Hint: The equilibrium constant is calculated by the concentration of products divided by the concentration of reactants at equilibrium. The initial number of moles is given and the concentration at equilibrium needs to be found out. Then the equilibrium constant will be the ratio of the concentrations at equilibrium.

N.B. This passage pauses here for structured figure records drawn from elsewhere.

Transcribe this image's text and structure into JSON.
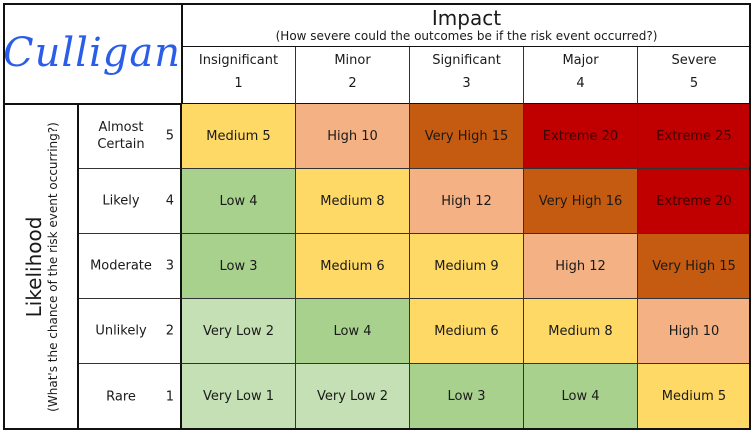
{
  "logo": {
    "text": "Culligan",
    "color": "#2b5ee8"
  },
  "impact": {
    "title": "Impact",
    "subtitle": "(How severe could the outcomes be if the risk event occurred?)",
    "columns": [
      {
        "name": "Insignificant",
        "value": "1"
      },
      {
        "name": "Minor",
        "value": "2"
      },
      {
        "name": "Significant",
        "value": "3"
      },
      {
        "name": "Major",
        "value": "4"
      },
      {
        "name": "Severe",
        "value": "5"
      }
    ]
  },
  "likelihood": {
    "title": "Likelihood",
    "subtitle": "(What's the chance of the risk event occurring?)",
    "rows": [
      {
        "name": "Almost Certain",
        "value": "5"
      },
      {
        "name": "Likely",
        "value": "4"
      },
      {
        "name": "Moderate",
        "value": "3"
      },
      {
        "name": "Unlikely",
        "value": "2"
      },
      {
        "name": "Rare",
        "value": "1"
      }
    ]
  },
  "level_colors": {
    "Very Low": "#c5e0b4",
    "Low": "#a9d18e",
    "Medium": "#ffd966",
    "High": "#f4b183",
    "Very High": "#c55a11",
    "Extreme": "#c00000"
  },
  "matrix": [
    [
      {
        "level": "Medium",
        "label": "Medium 5"
      },
      {
        "level": "High",
        "label": "High 10"
      },
      {
        "level": "Very High",
        "label": "Very High 15"
      },
      {
        "level": "Extreme",
        "label": "Extreme 20"
      },
      {
        "level": "Extreme",
        "label": "Extreme 25"
      }
    ],
    [
      {
        "level": "Low",
        "label": "Low 4"
      },
      {
        "level": "Medium",
        "label": "Medium 8"
      },
      {
        "level": "High",
        "label": "High 12"
      },
      {
        "level": "Very High",
        "label": "Very High 16"
      },
      {
        "level": "Extreme",
        "label": "Extreme 20"
      }
    ],
    [
      {
        "level": "Low",
        "label": "Low 3"
      },
      {
        "level": "Medium",
        "label": "Medium 6"
      },
      {
        "level": "Medium",
        "label": "Medium 9"
      },
      {
        "level": "High",
        "label": "High 12"
      },
      {
        "level": "Very High",
        "label": "Very High 15"
      }
    ],
    [
      {
        "level": "Very Low",
        "label": "Very Low 2"
      },
      {
        "level": "Low",
        "label": "Low 4"
      },
      {
        "level": "Medium",
        "label": "Medium 6"
      },
      {
        "level": "Medium",
        "label": "Medium 8"
      },
      {
        "level": "High",
        "label": "High 10"
      }
    ],
    [
      {
        "level": "Very Low",
        "label": "Very Low 1"
      },
      {
        "level": "Very Low",
        "label": "Very Low 2"
      },
      {
        "level": "Low",
        "label": "Low 3"
      },
      {
        "level": "Low",
        "label": "Low 4"
      },
      {
        "level": "Medium",
        "label": "Medium 5"
      }
    ]
  ]
}
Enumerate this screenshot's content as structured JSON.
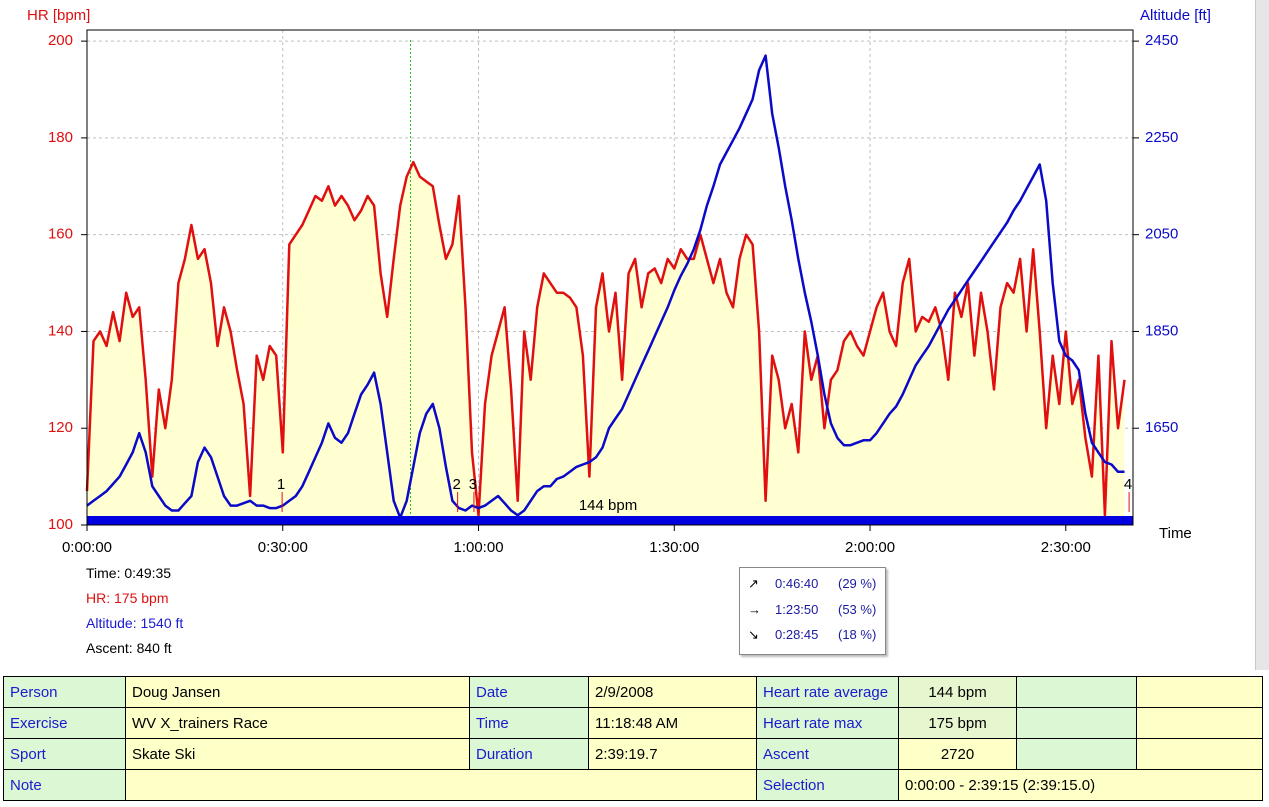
{
  "chart_data": {
    "type": "line",
    "y_label": "HR [bpm]",
    "y2_label": "Altitude [ft]",
    "x_label": "Time",
    "xlim": [
      0,
      160.3
    ],
    "xticks": [
      {
        "value": 0,
        "label": "0:00:00"
      },
      {
        "value": 30,
        "label": "0:30:00"
      },
      {
        "value": 60,
        "label": "1:00:00"
      },
      {
        "value": 90,
        "label": "1:30:00"
      },
      {
        "value": 120,
        "label": "2:00:00"
      },
      {
        "value": 150,
        "label": "2:30:00"
      }
    ],
    "ylim": [
      100,
      202.3
    ],
    "yticks": [
      100,
      120,
      140,
      160,
      180,
      200
    ],
    "y2lim": [
      1450,
      2473
    ],
    "y2ticks": [
      1650,
      1850,
      2050,
      2250,
      2450
    ],
    "grid": true,
    "x": [
      0,
      1,
      2,
      3,
      4,
      5,
      6,
      7,
      8,
      9,
      10,
      11,
      12,
      13,
      14,
      15,
      16,
      17,
      18,
      19,
      20,
      21,
      22,
      23,
      24,
      25,
      26,
      27,
      28,
      29,
      30,
      31,
      32,
      33,
      34,
      35,
      36,
      37,
      38,
      39,
      40,
      41,
      42,
      43,
      44,
      45,
      46,
      47,
      48,
      49,
      50,
      51,
      52,
      53,
      54,
      55,
      56,
      57,
      58,
      59,
      60,
      61,
      62,
      63,
      64,
      65,
      66,
      67,
      68,
      69,
      70,
      71,
      72,
      73,
      74,
      75,
      76,
      77,
      78,
      79,
      80,
      81,
      82,
      83,
      84,
      85,
      86,
      87,
      88,
      89,
      90,
      91,
      92,
      93,
      94,
      95,
      96,
      97,
      98,
      99,
      100,
      101,
      102,
      103,
      104,
      105,
      106,
      107,
      108,
      109,
      110,
      111,
      112,
      113,
      114,
      115,
      116,
      117,
      118,
      119,
      120,
      121,
      122,
      123,
      124,
      125,
      126,
      127,
      128,
      129,
      130,
      131,
      132,
      133,
      134,
      135,
      136,
      137,
      138,
      139,
      140,
      141,
      142,
      143,
      144,
      145,
      146,
      147,
      148,
      149,
      150,
      151,
      152,
      153,
      154,
      155,
      156,
      157,
      158,
      159
    ],
    "series": [
      {
        "name": "HR",
        "color": "#e01010",
        "fill": "#ffffd2",
        "values": [
          107,
          138,
          140,
          137,
          144,
          138,
          148,
          143,
          145,
          130,
          110,
          128,
          120,
          130,
          150,
          155,
          162,
          155,
          157,
          150,
          137,
          145,
          140,
          132,
          125,
          106,
          135,
          130,
          137,
          135,
          115,
          158,
          160,
          162,
          165,
          168,
          167,
          170,
          166,
          168,
          166,
          163,
          165,
          168,
          166,
          152,
          143,
          155,
          166,
          172,
          175,
          172,
          171,
          170,
          162,
          155,
          158,
          168,
          145,
          115,
          102,
          125,
          135,
          140,
          145,
          128,
          105,
          140,
          130,
          145,
          152,
          150,
          148,
          148,
          147,
          145,
          135,
          110,
          145,
          152,
          140,
          148,
          130,
          152,
          155,
          145,
          152,
          153,
          150,
          155,
          153,
          157,
          155,
          155,
          160,
          155,
          150,
          155,
          148,
          145,
          155,
          160,
          158,
          140,
          105,
          135,
          130,
          120,
          125,
          115,
          140,
          130,
          135,
          120,
          130,
          132,
          138,
          140,
          137,
          135,
          140,
          145,
          148,
          140,
          137,
          150,
          155,
          140,
          143,
          142,
          145,
          140,
          130,
          148,
          143,
          150,
          135,
          148,
          140,
          128,
          145,
          150,
          148,
          155,
          140,
          157,
          140,
          120,
          135,
          125,
          140,
          125,
          130,
          118,
          110,
          135,
          102,
          138,
          120,
          130
        ]
      },
      {
        "name": "Altitude",
        "color": "#0a0ac8",
        "axis": "y2",
        "values": [
          1490,
          1500,
          1510,
          1520,
          1535,
          1550,
          1575,
          1600,
          1640,
          1600,
          1530,
          1510,
          1490,
          1480,
          1480,
          1495,
          1510,
          1580,
          1610,
          1590,
          1550,
          1510,
          1490,
          1490,
          1495,
          1500,
          1490,
          1490,
          1485,
          1485,
          1490,
          1500,
          1510,
          1530,
          1560,
          1590,
          1620,
          1660,
          1630,
          1620,
          1640,
          1680,
          1720,
          1740,
          1765,
          1700,
          1600,
          1500,
          1465,
          1500,
          1570,
          1640,
          1680,
          1700,
          1650,
          1570,
          1500,
          1485,
          1480,
          1490,
          1485,
          1490,
          1500,
          1510,
          1495,
          1480,
          1470,
          1480,
          1500,
          1520,
          1530,
          1530,
          1545,
          1550,
          1560,
          1570,
          1575,
          1580,
          1590,
          1610,
          1650,
          1670,
          1690,
          1720,
          1750,
          1780,
          1810,
          1840,
          1870,
          1900,
          1935,
          1965,
          1990,
          2020,
          2060,
          2110,
          2150,
          2195,
          2220,
          2245,
          2270,
          2300,
          2330,
          2390,
          2420,
          2300,
          2230,
          2150,
          2080,
          2000,
          1930,
          1870,
          1800,
          1720,
          1660,
          1630,
          1615,
          1615,
          1620,
          1625,
          1625,
          1640,
          1660,
          1680,
          1695,
          1720,
          1750,
          1780,
          1800,
          1820,
          1845,
          1870,
          1895,
          1915,
          1935,
          1955,
          1975,
          1995,
          2015,
          2035,
          2055,
          2075,
          2100,
          2120,
          2145,
          2170,
          2195,
          2120,
          1950,
          1830,
          1800,
          1790,
          1770,
          1680,
          1620,
          1600,
          1580,
          1575,
          1560,
          1560
        ]
      }
    ],
    "markers": [
      "1",
      "2",
      "3",
      "4"
    ],
    "marker_x": [
      29.9,
      56.8,
      59.3,
      159.7
    ],
    "cursor_x": 49.58,
    "cursor_color": "#20c020",
    "average_label": "144 bpm",
    "selection_color": "#0000e0"
  },
  "readout": {
    "time": "Time: 0:49:35",
    "hr": "HR: 175 bpm",
    "altitude": "Altitude: 1540 ft",
    "ascent": "Ascent: 840 ft"
  },
  "slope": {
    "rows": [
      [
        "0:46:40",
        "(29 %)"
      ],
      [
        "1:23:50",
        "(53 %)"
      ],
      [
        "0:28:45",
        "(18 %)"
      ]
    ]
  },
  "table": {
    "rows": [
      [
        "Person",
        "Doug Jansen",
        "Date",
        "2/9/2008",
        "Heart rate average",
        "144 bpm"
      ],
      [
        "Exercise",
        "WV X_trainers Race",
        "Time",
        "11:18:48 AM",
        "Heart rate max",
        "175 bpm"
      ],
      [
        "Sport",
        "Skate Ski",
        "Duration",
        "2:39:19.7",
        "Ascent",
        "2720"
      ],
      [
        "Note",
        "Selection",
        "0:00:00 - 2:39:15 (2:39:15.0)"
      ]
    ]
  }
}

Complete step by step answer:
We know that the equilibrium constant ${K_C}$ is the ratio of the concentration of products and reactants at equilibrium.
The reaction is given as follows
$A(g) + B(g) \rightleftharpoons 2C(g)$

Conc	A	B	C
at t=0	3	1	0
at equilibrium	$3 - \alpha $	$1 - \alpha $	$2\alpha $
	$3 - \dfrac{1}{3}$	$1 - \dfrac{1}{3}$	$\dfrac{2}{3}$

We knew that concentration is the number of moles per unit volume
$ \Rightarrow c = \dfrac{n}{V}$ as the volume is given is one litre so the concentration is numerically equal to the number of moles.
Now we have been given
$\alpha = \dfrac{1}{3}$
${K_C} = \dfrac{{{{[C]}^2}}}{{[A][B]}}$
Here in the above expression of ${K_C}$ the stoichiometric coefficient is raised to the power of concentration.
$ \Rightarrow {K_C} = \dfrac{{{{(\dfrac{2}{3})}^{^2}}}}{{(\dfrac{2}{3})(\dfrac{8}{3})}}$
The concentration here used is at the equilibrium at
$\alpha = \dfrac{1}{3}$
$ \Rightarrow {K_C} = \dfrac{1}{4}$
$ \Rightarrow {K_C} = 0.25$
Therefore the value of the equilibrium constant ${K_C}$ is $0.25$
Hence the correct answer is option B.

Note:
The concentration here is numerically equal to the number of moles as the volume here mentioned is one litre otherwise it would be the number of moles divided by the volume of the container. Here $\alpha $ is the degree of dissociation. And here one mole of B reacts with three moles of A to form two moles of C then similarly $\alpha $ mol of A will react and $\alpha $ mole of B will react to form the product.